Recently, FiveThirtyEight wrote an article outlining a method to rank every NBA team for the entire history of professional basketball. While we here at The Daily Gopher are equally as ambitious, we do not possess the same data sources as a fully sourced ESPN operation. On the other hand, we probably drink better bourbon. Here are the rankings for every college basketball team since 2002.
So what is an Elo Rating, and why am I using something a little different? As a review or an introduction, Elo Ratings are an algorithm for deciding the best players or teams in head to head competition. Elo is the inventor's name. In order to determine an Elo rating, we need to know who played who. Rather self-explanatory, but no head to head system can determine a victor without knowing who played and the final score. In basketball, unlike chess, the location of the game may also have an effect. Second, Elo is zero-sum. Winning teams earn points and losing teams lose points. Upset wins are awarded more points and as you'll see beating Grambling State garners very few.
An issue with an Elo rating--and spoiler, why I'm using something different--is that it claims complete accuracy regardless of a team's player’s inactivity, game results, or strength of schedule. To put it another way, an Elo rating is a pure point estimate, without a measure of uncertainty. FiveThirtyEight experiments with different measures to regress back to the mean, but these still have a problem associated with solely reporting a point estimate.

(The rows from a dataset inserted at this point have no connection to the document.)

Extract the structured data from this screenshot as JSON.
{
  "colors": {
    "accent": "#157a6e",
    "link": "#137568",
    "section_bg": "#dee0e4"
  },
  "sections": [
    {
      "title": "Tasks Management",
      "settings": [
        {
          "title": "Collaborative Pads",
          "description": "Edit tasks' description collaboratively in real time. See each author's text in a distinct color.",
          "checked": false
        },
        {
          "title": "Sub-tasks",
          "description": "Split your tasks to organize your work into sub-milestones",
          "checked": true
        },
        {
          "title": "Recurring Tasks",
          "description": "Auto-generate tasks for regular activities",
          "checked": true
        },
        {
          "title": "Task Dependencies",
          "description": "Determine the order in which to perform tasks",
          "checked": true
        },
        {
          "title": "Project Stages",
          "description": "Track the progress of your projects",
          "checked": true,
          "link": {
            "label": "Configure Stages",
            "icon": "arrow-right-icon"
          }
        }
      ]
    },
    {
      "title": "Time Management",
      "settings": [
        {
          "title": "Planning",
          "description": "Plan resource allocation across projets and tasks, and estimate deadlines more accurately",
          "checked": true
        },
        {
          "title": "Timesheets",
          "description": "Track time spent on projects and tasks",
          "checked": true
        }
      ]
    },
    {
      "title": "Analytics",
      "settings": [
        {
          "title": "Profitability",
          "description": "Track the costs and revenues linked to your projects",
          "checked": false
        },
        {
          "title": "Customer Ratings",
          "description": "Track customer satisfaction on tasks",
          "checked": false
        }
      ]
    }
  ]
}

Instead of Elo Ratings, I'm using Glicko Ratings. Named after their creator, Mark Glickman, Glicko Ratings extend Elo Ratings by adding a parameter to measure the deviation of a rating. Mathematically, it works out to being the same as a 95% Confidence Interval around the Rating point estimate. The specific formula is complex, but if you're interested in more information I recommend reading Mark Glickman's explanation.
Finally a word of caution regarding interpretation. In my specification, a starting Glicko rating is 2200 with a starting rating deviation of 300. Therefore if you see a team you've never heard of with a huge rating, it's not necessarily because the model thinks they are good. It likely means that they are a new D1 and have not played any games in a given season. The ratings do not have enough information, which will be represented by a large ratings deviation. There is also some minor rating inflation in this iteration. Future iterations will correct for this.
Using several sources, primarily Kenpom.com, I gathered data on every game played between two Division 1 programs between the 2002 and 2015 seasons inclusive. I used seasons as rating periods of interest. Each team plays more than the minimum 10-15 games in a season suggested by Glickman for a valid metric.
How Do I Read The Charts In This Post?
To understand the ratings in context, from 2002-2015
- A Team with a 2460 Rating will not sweat Selection Sunday
- The Best teams are rated 2500 and above
- The Worst teams are rated 2000 and below.
- The Median team is around 2175
Since this is a Gopher blog, I'll start with Minnesota's. The graph below plots Minnesota Glicko rating over time. The shaded region shows the deviation parameter over time.
Minnesota is currently 61st in the country. The Gophers under Dan Monson made the NCAA Tournament once, in 2005, before cratering in 2007. The hiring of Tubby Smith brought the Gophers back to respectability. As can be seen by the graph, most of the team's improvement came during his tenure. Smith's teams also posted higher ratings, and better improvement year over year than Monson's teams. Under Richard Pitino, the Gophers achieved their highest Glicko rating in 2014 by winning the NIT, making this last season even more disappointing.
Contrast Minnesota's graph with Kentucky's.
Smith's 2005 season was the apex of his Kentucky teams. The Cats regressed in his final years before dropping perilously close to early 2000s Minnesota level under Billy Gillespie. That sound you hear is Big Blue Nation sighing at the mention of the Gillespie years. Calipari's tenure has been incredible for the Wildcats, who sit second behind Duke over the full period. One part of this graph that is interesting to me is the decrease between the national championship in 2012 and the "rebuild" that was necessitated after. It's an open question if Calipari's 2016 team will have a similar stumble after losing so many key players.
From the near pinnacle to the very bottom. Here's Grambling State's:
Remember that even at their worst last season, the Gophers were almost 300 points better than Grambling State's best season over the last 14 years. The team managed to go winless in 2012-2013 season, joining seven other teams in the history of D1 basketball. From a mathematical viewpoint, this graph also gives a good indication about how the ratings deviation parameter works. Grambling State is objectively awful, and the confidence interval is very tight around that point estimate. With that said, since it's an interval, it's possible that Grambling was "actually" a below 1700 rating team at the end of this season, almost 500 points below the average team.
Where Do We Go From Here?
There are a lot of ways we as writers, fans, and a community can go with these rankings. I intend to break down the top conferences and coaches in upcoming posts. I'm also interested in hearing about other topics you'd like to see TDG tackle with this data or what you yourself might choose to do with it in a FanPost!